Mais tout vient à point à qui sait attendre. Car c’est justement en cuisinant pour ses enfants que Mélanie Forêt a commencé son activité: «Je voulais savoir ce qu’ils mangent, que ce soit moins sucré, moins gras, etc. J’ai commencé à faire des gâteaux et des biscuits pour leur goûter, des confitures et des sirops, et en faisant déguster à droite et à gauche on m’a dit que c’était bon, que je devrais commercialiser mes produits. Mon mari aussi m’a pas mal encouragée.» 

Ainsi naquirent il y a deux ans Les délices de Ptit’Bouchon. Des délices largement «made in Courgenay» puisque tout est confectionné dans la cuisine familiale et qu’une bonne partie des matières premières provient du village, que ce soit du jardin potager de Mélanie ou des champs de la famille Stump. «La farine vient des Moulins de Vicques, le sureau je l’ai cueilli à Damphreux, où l’oncle de mon mari a une ferme», énumère la productrice, qui veille aussi à ce que les ingrédients qu’elle utilise soient au maximum exempts de pesticides. 

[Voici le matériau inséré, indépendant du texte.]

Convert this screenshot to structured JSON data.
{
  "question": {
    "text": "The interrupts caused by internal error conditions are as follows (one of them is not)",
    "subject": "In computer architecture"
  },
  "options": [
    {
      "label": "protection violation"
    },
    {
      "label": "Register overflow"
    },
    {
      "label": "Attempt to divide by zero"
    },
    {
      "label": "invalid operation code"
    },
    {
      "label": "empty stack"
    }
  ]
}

Et pourquoi pas de la gelée coing-safran?

On l’a compris, à l’heure actuelle, Mélanie Forêt travaille à une échelle modeste. Ses produits sont uniquement disponibles chez elle (sur commande pour certains d’entre eux) et sur quelques marchés, principalement à Courgenay et dans le canton de Vaud. Mais la jeune entrepreneuse compte bien développer son activité. C’est dans cette optique qu’elle a participé fin septembre au Concours suisse des produits du terroir, à Courtemelon. Bien lui en a pris puisque le jury a décerné une médaille d’argent à sa gelée framboises, mûres et raisinets – une recette inspirée par sa grand-mère, s’il fallait une autre preuve que l’amour de la cuisine est inscrit dans l’ADN de sa famille.